On the opening weekend of the Games he gave a cheekily provocative interview in which he appeared to blame Wiggins for freezing him out of the team pursuit quartet, saying that Wiggins wanted “to be the hero” and was “super-stressed”. Now, both may have made a final appearance at the Games. Wiggins will definitely retire at the end of the year, while Cavendish has hinted that he is unlikely to be competing at Toyko in four years time.

In the afterglow of last Friday’s triumph Wiggins, who can at times be a tricky customer himself, tried to defuse any lingering tension. “All this Mark Cavendish stuff. He was telling me yesterday he loved me, that it was tongue in cheek and all that, and obviously that’s all got a bit blown up,” he said. “The reality is we gave Mark the opportunity in Newport [at a pre-Games training camp] to come into the squad and he didn’t deliver. I didn’t freeze him out and he knows that.”

Wiggins is the complex, decorated rock star of the outfit who is now venerated as the elder statesman having surpassed Sir Chris Hoy and taken his overall tally to eight medals, including five golds.

The pair have plenty in common. Both were comparative outsiders – Cavendish from the Isle of Man and Wiggins born in Belgium. Both are fiercely protective of their families and are single-minded, ruthless winners who, paradoxically but not unusually in a sport that is at once a selfish individual pursuit and the ultimate collective endeavour, speak warmly of their team-mates.
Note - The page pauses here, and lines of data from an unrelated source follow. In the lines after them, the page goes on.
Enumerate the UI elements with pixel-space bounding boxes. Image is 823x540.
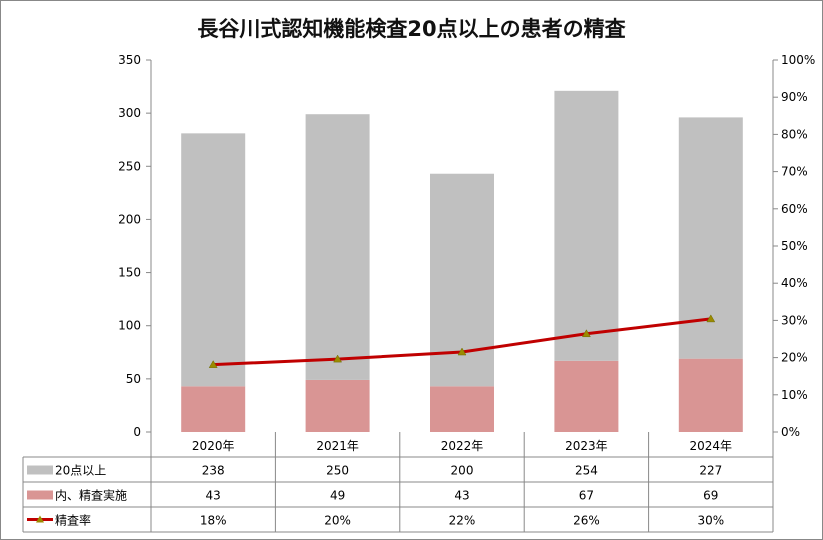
y2-tick-label: 100%: [781, 53, 815, 67]
legend-key-20点以上: [27, 465, 53, 475]
table-cell: 254: [575, 464, 598, 478]
table-cell: 43: [206, 489, 221, 503]
y2-tick-label: 30%: [781, 313, 808, 327]
bar-内、精査実施: [430, 386, 494, 432]
table-cell: 49: [330, 489, 345, 503]
y-tick-label: 300: [118, 106, 141, 120]
legend-marker: [36, 515, 44, 523]
y2-tick-label: 70%: [781, 165, 808, 179]
bar-20点以上: [554, 90, 619, 361]
table-cell: 26%: [573, 514, 600, 528]
legend-key-内、精査実施: [27, 490, 53, 500]
y-tick-label: 200: [118, 212, 141, 226]
category-label: 2022年: [441, 439, 484, 453]
y2-tick-label: 0%: [781, 425, 800, 439]
bar-20点以上: [181, 133, 246, 387]
y2-tick-label: 80%: [781, 127, 808, 141]
table-cell: 43: [454, 489, 469, 503]
line-marker: [581, 329, 591, 338]
table-cell: 18%: [200, 514, 227, 528]
y-tick-label: 0: [133, 425, 141, 439]
y2-tick-label: 10%: [781, 388, 808, 402]
line-marker: [333, 354, 343, 363]
legend-label: 20点以上: [55, 464, 106, 478]
chart-title: 長谷川式認知機能検査20点以上の患者の精査: [197, 17, 626, 41]
bar-20点以上: [305, 114, 370, 380]
line-marker: [706, 314, 716, 323]
y2-tick-label: 60%: [781, 202, 808, 216]
line-marker: [457, 347, 467, 356]
y2-tick-label: 90%: [781, 90, 808, 104]
legend-label: 内、精査実施: [55, 488, 127, 503]
y-tick-label: 250: [118, 159, 141, 173]
category-label: 2020年: [192, 439, 235, 453]
category-label: 2021年: [316, 439, 359, 453]
line-marker: [208, 360, 218, 368]
table-cell: 200: [451, 464, 474, 478]
table-cell: 69: [703, 489, 718, 503]
y-tick-label: 350: [118, 53, 141, 67]
table-cell: 20%: [324, 514, 351, 528]
category-label: 2024年: [690, 439, 733, 453]
table-cell: 238: [202, 464, 225, 478]
bar-内、精査実施: [305, 379, 370, 432]
table-cell: 30%: [697, 514, 724, 528]
y-tick-label: 100: [118, 319, 141, 333]
y-tick-label: 50: [126, 372, 141, 386]
table-cell: 227: [699, 464, 722, 478]
bar-内、精査実施: [678, 358, 743, 432]
y-tick-label: 150: [118, 266, 141, 280]
y2-tick-label: 40%: [781, 276, 808, 290]
category-label: 2023年: [565, 439, 608, 453]
bar-内、精査実施: [554, 360, 619, 432]
y2-tick-label: 50%: [781, 239, 808, 253]
y2-tick-label: 20%: [781, 351, 808, 365]
table-cell: 250: [326, 464, 349, 478]
legend-label: 精査率: [55, 513, 91, 528]
table-cell: 67: [579, 489, 594, 503]
bar-内、精査実施: [181, 386, 246, 432]
table-cell: 22%: [449, 514, 476, 528]
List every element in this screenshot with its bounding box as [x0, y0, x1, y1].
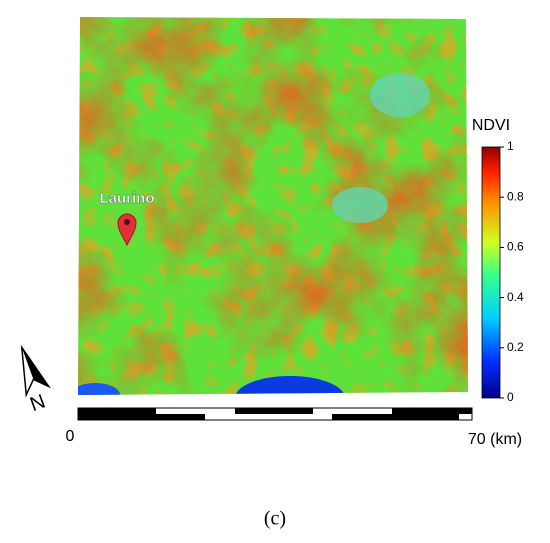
colorbar-label: NDVI: [472, 117, 510, 134]
scale-end-label: 70 (km): [468, 431, 522, 448]
scale-start-label: 0: [66, 428, 75, 445]
colorbar-tick-label: 0.2: [507, 340, 524, 354]
location-marker: [117, 213, 137, 247]
colorbar-tick-label: 0.8: [507, 189, 524, 203]
colorbar: [481, 146, 501, 399]
north-arrow: [20, 344, 51, 398]
colorbar-tick-label: 0.4: [507, 290, 524, 304]
north-label: N: [27, 391, 48, 417]
colorbar-tick-label: 1: [507, 139, 514, 153]
scale-bar: [77, 407, 473, 421]
caption: (c): [264, 508, 286, 530]
colorbar-tick-label: 0: [507, 390, 514, 404]
marker-label: Laurino: [100, 190, 155, 207]
ndvi-map: [78, 17, 468, 395]
colorbar-tick-label: 0.6: [507, 240, 524, 254]
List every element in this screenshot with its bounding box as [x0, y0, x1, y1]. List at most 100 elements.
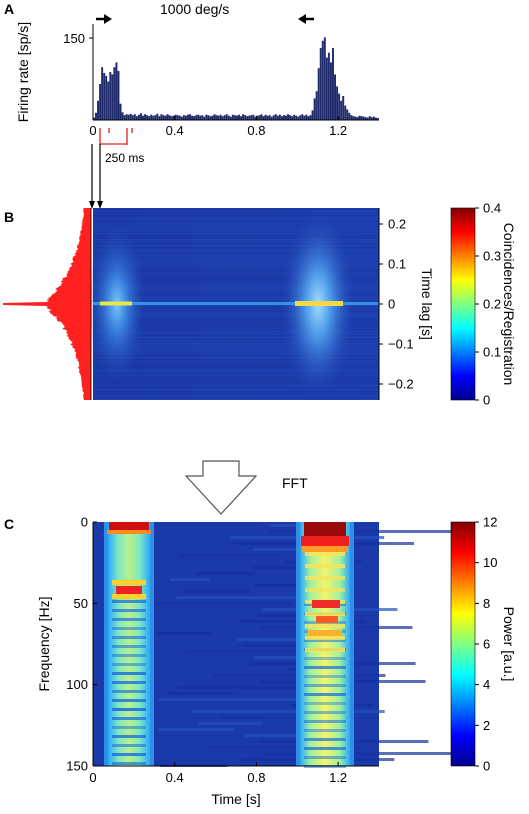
histogram-bar: [364, 117, 367, 120]
histogram-bar: [376, 118, 379, 120]
colorbar-tick-label: 0.4: [483, 201, 501, 216]
histogram-bar: [338, 93, 341, 120]
lag0-peak-2: [295, 301, 343, 306]
firing-rate-histogram: [93, 37, 379, 120]
histogram-bar: [274, 114, 277, 120]
histogram-bar: [262, 116, 265, 120]
histogram-bar: [97, 100, 100, 120]
histogram-bar: [154, 115, 157, 120]
histogram-bar: [191, 115, 193, 120]
panel-b-yticks: 0.2 0.1 0 −0.1 −0.2: [379, 217, 414, 392]
panel-a-ytick-label: 150: [63, 31, 85, 46]
histogram-bar: [180, 116, 183, 120]
histogram-bar: [205, 114, 208, 120]
lag0-peak-1: [100, 301, 132, 306]
histogram-bar: [137, 114, 140, 120]
colorbar-tick-label: 12: [483, 515, 497, 530]
histogram-bar: [209, 116, 212, 120]
histogram-bar: [184, 115, 187, 120]
fft-label: FFT: [282, 475, 308, 491]
histogram-bar: [221, 116, 224, 120]
xtick-label: 0: [89, 123, 96, 138]
ytick-label: −0.2: [388, 377, 414, 392]
colorbar-c-label: Power [a.u.]: [501, 607, 517, 682]
histogram-bar: [323, 37, 326, 120]
histogram-bar: [129, 113, 132, 120]
histogram-bar: [327, 52, 330, 120]
histogram-bar: [164, 115, 167, 120]
histogram-bar: [305, 114, 308, 120]
histogram-bar: [254, 116, 257, 120]
histogram-bar: [199, 115, 202, 120]
histogram-bar: [332, 48, 334, 120]
colorbar-tick-label: 8: [483, 596, 490, 611]
histogram-bar: [295, 115, 298, 120]
colorbar-tick-label: 0.3: [483, 249, 501, 264]
histogram-bar: [260, 114, 263, 120]
histogram-bar: [256, 115, 259, 120]
histogram-bar: [101, 67, 104, 120]
cross-correlation-heatmap: [87, 208, 379, 400]
histogram-bar: [282, 115, 285, 120]
histogram-bar: [166, 114, 169, 120]
xtick-label: 1.2: [329, 123, 347, 138]
hotspot-42hz: [116, 586, 142, 594]
histogram-bar: [125, 114, 128, 120]
fft-arrow: [184, 460, 258, 515]
ytick-label: 0: [81, 515, 88, 530]
panel-a-ylabel: Firing rate [sp/s]: [15, 22, 31, 122]
xtick-label: 0.4: [166, 123, 184, 138]
colorbar-c-ticks: 12 10 8 6 4 2 0: [475, 515, 497, 774]
histogram-bar: [227, 115, 230, 120]
histogram-bar: [342, 96, 345, 120]
histogram-bar: [99, 84, 102, 120]
histogram-bar: [156, 113, 159, 120]
histogram-bar: [280, 116, 283, 120]
histogram-bar: [144, 114, 147, 120]
histogram-bar: [105, 75, 108, 120]
histogram-bar: [201, 115, 204, 120]
histogram-bar: [139, 113, 142, 120]
speed-annotation: 1000 deg/s: [160, 1, 229, 17]
histogram-bar: [103, 72, 106, 120]
histogram-bar: [303, 115, 306, 120]
histogram-bar: [370, 117, 373, 120]
hotspot-lowfreq-2: [304, 522, 346, 536]
histogram-bar: [148, 116, 151, 120]
hotspot-50hz: [312, 600, 340, 608]
histogram-bar: [356, 117, 359, 120]
histogram-bar: [348, 112, 351, 120]
histogram-bar: [160, 114, 163, 120]
histogram-bar: [123, 115, 126, 120]
colorbar-tick-label: 10: [483, 555, 497, 570]
histogram-bar: [242, 114, 245, 120]
histogram-bar: [135, 116, 138, 120]
panel-a-label: A: [4, 1, 14, 17]
histogram-bar: [150, 114, 153, 120]
histogram-bar: [172, 115, 175, 120]
histogram-bar: [152, 115, 155, 120]
ytick-label: 0: [388, 297, 395, 312]
panel-c-xticks: 0 0.4 0.8 1.2: [89, 762, 347, 785]
panel-c-yticks: 0 50 100 150: [66, 515, 97, 774]
histogram-bar: [168, 115, 171, 120]
histogram-bar: [109, 72, 112, 120]
histogram-bar: [366, 117, 369, 120]
xtick-label: 0: [89, 770, 96, 785]
colorbar-b-ticks: 0.4 0.3 0.2 0.1 0: [475, 201, 501, 408]
histogram-bar: [162, 115, 165, 120]
histogram-bar: [301, 114, 304, 120]
histogram-bar: [362, 116, 365, 120]
histogram-bar: [93, 117, 95, 120]
hotspot-62hz: [316, 616, 338, 623]
panel-b-ylabel: Time lag [s]: [419, 268, 435, 340]
panel-a-xticks: 0 0.4 0.8 1.2: [89, 116, 347, 138]
histogram-bar: [374, 117, 377, 120]
histogram-bar: [158, 116, 161, 120]
colorbar-tick-label: 0: [483, 759, 490, 774]
ytick-label: 150: [66, 759, 88, 774]
histogram-bar: [321, 40, 324, 120]
histogram-bar: [189, 114, 191, 120]
panel-c-xlabel: Time [s]: [211, 791, 260, 807]
histogram-bar: [278, 114, 281, 120]
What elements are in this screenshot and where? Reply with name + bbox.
Cavendish experienced bitter disappointment at Beijing 2008, when he and Wiggins finished only ninth in the Madison, with Cavendish mostly blaming Wiggins for the poor showing. The pair turned in different directions after the race, and did not speak for six months.

Then, in the road race at the London Olympics, Wiggins was part of the team that had high hopes of delivering Britain’s first medal for Cavendish, who trailed in 29th. Days later, Wiggins won gold in the time trial.

“It’s just something we never, ever discussed,” said Wiggins in 2012, his annus mirabilis in which he became the first British rider to win the Tour de France and stormed to Olympic gold in the time trial at Hampton Court.

While most British riders have remained within a system that has been primed with more than £100m of National Lottery funding over the past 12 years, or alternated with its professional road-racing spin-off Team Sky, Cavendish has gone his own way.

He had a period with Team Sky but joined Omega Pharma-Quick Step then Dimension Data as he sought to make the most of his phenomenal talent. He has, at times, spoken witheringly of those who have chosen to remain within the British Cycling bosom.

But the pair have also shared in each other’s greatest triumphs. Wiggins was part of the “project rainbow” team that delivered Cavendish to the world road racing championship in Copenhagen in 2011. “I did it for Cav,” Wiggins later said. Cavendish went on to be named BBC Sports Personality of the Year in 2011 as the first British man to become world champion on the road in more than four decades. And he was an integral part of Team Sky when Wiggins won the Tour de France on the Champs Elysées in 2012.

The following year Wiggins wrote that Cavendish was like his younger brother. “We fall out, we make up, we take the mickey out of each other, say this and that – but the relationship is never going to go away now.” Having delivered the denouement his glittering career deserved, at 35 Wiggins says he will take part in a couple more events before retiring to concentrate on his own road cycling team that will nurture the next generation of riders.

His professional career will end with an emotional six-day race back in Ghent where he was born. Alongside him will be Cavendish.